Command は、日本語的に発音すると「コマンド」となります。
意味は「命令」ですね。
【Command パターンのイメージ】
ある1つのオブジェクトがあります。
このオブジェクトを「ターゲット」オブジェクトとしましょう。
「ターゲット」の 処理を実行 するには メソッドを呼び出す ことになります。
ただし、メソッドを呼び出すと、すぐに処理は実行されることでしょう。
もしも …
- すぐには処理を実行したくない
- 都合のよいタイミングで実行したい
そんなケースが必要になったらどうでしょうか?
例えば、プリンターに対してテキストの「印刷」を要求します。
しかし、別のテキストを印刷中であれば、印刷が終わるまで「待つ」必要があります。
Command パターンでは、処理の依頼(リクエスト) を「コマンド」オブジェクトとして表します。

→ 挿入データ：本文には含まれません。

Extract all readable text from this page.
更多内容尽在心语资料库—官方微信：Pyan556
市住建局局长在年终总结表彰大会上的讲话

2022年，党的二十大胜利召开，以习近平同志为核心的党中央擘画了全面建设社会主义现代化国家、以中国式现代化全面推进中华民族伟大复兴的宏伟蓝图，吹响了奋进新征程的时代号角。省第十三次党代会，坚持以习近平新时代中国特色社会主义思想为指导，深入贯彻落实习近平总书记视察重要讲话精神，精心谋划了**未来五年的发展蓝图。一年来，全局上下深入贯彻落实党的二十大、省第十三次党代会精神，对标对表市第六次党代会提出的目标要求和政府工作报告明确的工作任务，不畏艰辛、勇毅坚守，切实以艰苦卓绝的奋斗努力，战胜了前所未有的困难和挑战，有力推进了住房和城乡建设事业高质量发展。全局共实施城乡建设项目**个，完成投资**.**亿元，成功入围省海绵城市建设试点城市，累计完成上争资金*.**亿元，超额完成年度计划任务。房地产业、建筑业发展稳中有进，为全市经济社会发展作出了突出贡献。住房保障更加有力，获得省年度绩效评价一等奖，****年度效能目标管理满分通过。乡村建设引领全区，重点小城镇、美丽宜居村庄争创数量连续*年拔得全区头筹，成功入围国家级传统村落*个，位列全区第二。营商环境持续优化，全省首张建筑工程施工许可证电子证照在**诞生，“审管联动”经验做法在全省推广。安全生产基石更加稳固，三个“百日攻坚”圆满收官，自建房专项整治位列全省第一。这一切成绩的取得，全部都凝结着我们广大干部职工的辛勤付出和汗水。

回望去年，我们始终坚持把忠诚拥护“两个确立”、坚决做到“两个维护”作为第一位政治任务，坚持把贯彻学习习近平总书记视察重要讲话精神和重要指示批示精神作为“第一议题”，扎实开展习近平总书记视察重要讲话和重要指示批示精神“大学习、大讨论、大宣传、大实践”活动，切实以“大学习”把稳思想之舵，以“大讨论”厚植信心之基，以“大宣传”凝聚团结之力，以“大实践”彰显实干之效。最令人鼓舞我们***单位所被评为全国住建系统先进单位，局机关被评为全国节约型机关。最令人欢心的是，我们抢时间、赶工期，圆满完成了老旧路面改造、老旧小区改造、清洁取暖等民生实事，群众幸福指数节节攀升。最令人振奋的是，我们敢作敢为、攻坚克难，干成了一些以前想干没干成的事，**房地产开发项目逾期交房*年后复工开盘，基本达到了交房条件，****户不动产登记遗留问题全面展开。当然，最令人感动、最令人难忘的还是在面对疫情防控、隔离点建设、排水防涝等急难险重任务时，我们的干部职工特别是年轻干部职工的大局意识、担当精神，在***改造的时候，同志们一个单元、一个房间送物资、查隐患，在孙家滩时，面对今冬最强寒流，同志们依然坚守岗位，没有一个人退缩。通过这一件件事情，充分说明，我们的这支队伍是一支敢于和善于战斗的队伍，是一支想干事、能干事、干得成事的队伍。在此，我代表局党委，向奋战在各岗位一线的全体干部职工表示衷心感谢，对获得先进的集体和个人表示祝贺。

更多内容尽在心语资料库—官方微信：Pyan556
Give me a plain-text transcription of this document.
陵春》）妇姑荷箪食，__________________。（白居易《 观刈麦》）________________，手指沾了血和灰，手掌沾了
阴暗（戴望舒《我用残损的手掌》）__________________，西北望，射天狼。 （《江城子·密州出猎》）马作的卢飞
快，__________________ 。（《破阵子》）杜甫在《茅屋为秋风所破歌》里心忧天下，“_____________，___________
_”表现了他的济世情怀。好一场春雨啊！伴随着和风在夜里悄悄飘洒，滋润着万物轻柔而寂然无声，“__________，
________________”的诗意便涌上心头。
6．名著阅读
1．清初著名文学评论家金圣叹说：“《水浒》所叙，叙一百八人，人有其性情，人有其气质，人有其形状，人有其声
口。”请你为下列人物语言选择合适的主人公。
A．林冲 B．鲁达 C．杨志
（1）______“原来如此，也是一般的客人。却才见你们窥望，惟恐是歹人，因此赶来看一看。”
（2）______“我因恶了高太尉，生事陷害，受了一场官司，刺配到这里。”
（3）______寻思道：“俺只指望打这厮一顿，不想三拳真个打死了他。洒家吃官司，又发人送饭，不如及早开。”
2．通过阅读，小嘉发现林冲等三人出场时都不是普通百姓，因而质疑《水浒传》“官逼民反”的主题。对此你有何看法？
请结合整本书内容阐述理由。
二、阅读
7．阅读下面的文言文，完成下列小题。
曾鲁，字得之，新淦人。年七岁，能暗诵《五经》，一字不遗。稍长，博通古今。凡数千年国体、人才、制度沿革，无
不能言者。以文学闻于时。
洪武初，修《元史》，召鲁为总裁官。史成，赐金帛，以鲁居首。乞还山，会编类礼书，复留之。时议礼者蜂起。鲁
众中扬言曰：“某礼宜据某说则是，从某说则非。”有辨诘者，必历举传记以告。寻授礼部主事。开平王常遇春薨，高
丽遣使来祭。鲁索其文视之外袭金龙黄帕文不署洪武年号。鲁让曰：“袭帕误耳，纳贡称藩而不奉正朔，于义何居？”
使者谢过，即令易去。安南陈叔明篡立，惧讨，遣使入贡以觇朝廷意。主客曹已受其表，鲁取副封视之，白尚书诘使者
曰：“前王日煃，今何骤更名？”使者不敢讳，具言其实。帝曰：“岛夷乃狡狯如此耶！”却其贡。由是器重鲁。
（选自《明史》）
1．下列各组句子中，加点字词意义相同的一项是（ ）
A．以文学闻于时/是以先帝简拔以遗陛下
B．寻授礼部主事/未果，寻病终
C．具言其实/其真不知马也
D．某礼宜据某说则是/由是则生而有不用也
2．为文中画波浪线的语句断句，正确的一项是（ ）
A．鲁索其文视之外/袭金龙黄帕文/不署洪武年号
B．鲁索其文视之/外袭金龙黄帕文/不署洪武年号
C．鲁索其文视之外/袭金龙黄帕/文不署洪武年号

そして、「コマンド」は 依頼受取人 によって保持されます。
「コマンド」オブジェクトは …
- 「ターゲット」のどのメソッドを呼び出すべきか?
- そのメソッドの呼び出しに必要なパラメータ
を保持しています。
つまり、いつでも好きなタイミングで「ターゲット」のメソッドを呼び出せるわけですね。
【補足】
Command パターンは、GUI のフレームワークなどに利用されています。
イベントドリブン をご存じのかたはイメージしやすいのかな、と思います。
また、Memento パターン と組み合わせて
- 元に戻す(アンドゥ)
- やり直し(リドゥ)
といった機能の実現にも利用できるでしょう。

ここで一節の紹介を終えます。